Delivery com estrelas

Se antes da pandemia, o delivery era, praticamente, restrito a pequenos e médios bares e restaurantes, hoje o serviço virou uma saída para os grandes, alguns até estrelados. Muitos estão reinventando o modelo de negócio para sobreviver e manter seus estabelecimentos de pé.

As dificuldades, no entanto, são inúmeras, desde as adaptações necessárias para assegurar a operação mantendo a qualidade até acessar a programas de créditos do governo e a financiamentos. Afinal, até a retomada 100%, que ainda deve demorar, quais são os planos da turma que atua na linha de frente da gastronomia?

— Certamente o começo será diferente, com menos gente, maior distanciamento. Mas vamos continuar nos reinventando e buscar saídas para que o cliente tenha um lugar de tranquilidade, prazer e alegria — ressalta Alex Atala.

Ele fechou as suas casas em19 de março, cinco dias antes do decreto do governo do Estado. E lançou mão do delivery em três das suas marcas: Dalva e Dito, Marcadinho e Bio.

— Com o passar das semanas, começamos a nos adaptar em termos de tamanho de equipe. Utilizamos a Medida Provisória 936 do governo federal que permitiu adequarmos a jornada de trabalho de parte do time. Procuramos ao máximo preservar os postos de trabalho, mas infelizmente, com quase três meses de portas fechadas, houve algumas demissões — conta.
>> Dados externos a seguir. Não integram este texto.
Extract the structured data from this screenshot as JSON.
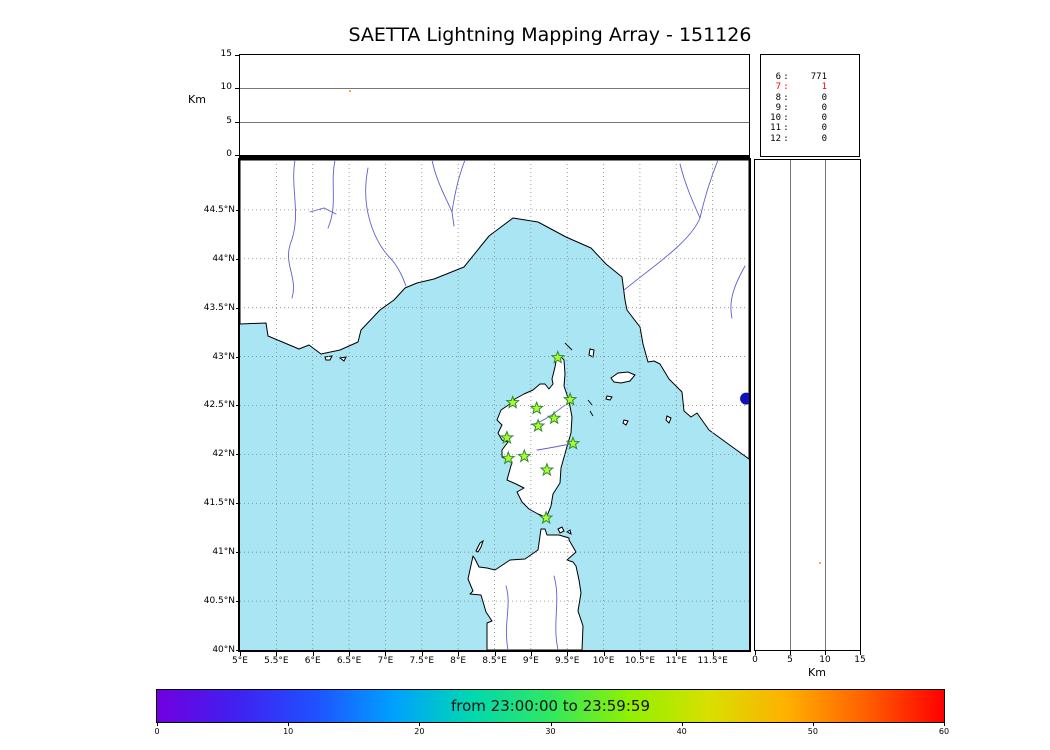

O mesmo ocorreu com o prestigiado japonês Nōsu, em Santana, que tem à frente os sushimen chef Odair Santos e chef Mauricio Nakatubo. O delivery, segundo a dupla, “surgiu da necessidade de se adequar à pandemia”. Tem até carta de vinhos (Casa Flora) para harmonizar.

— As entregas estão sendo realizadas por profissionais próprios em perímetro abrangente, além da Zona Norte e Zona Oeste, atente uma parte da Zona Sul — diz Nakatubo.

Nos shopping, os restaurantes também estenderam o serviço, reforçando as entregas. Entre as marcas mais procuradas, Junji Sakamoto (Iguatemi), J1 (VillaLobos) e Johnny Rockets (Morumbi) investiram em plataformas de pedidos, com cardápios online. Clichê de lado, o modismo do “novo normal” que, ao menos por ora, veio para ficar.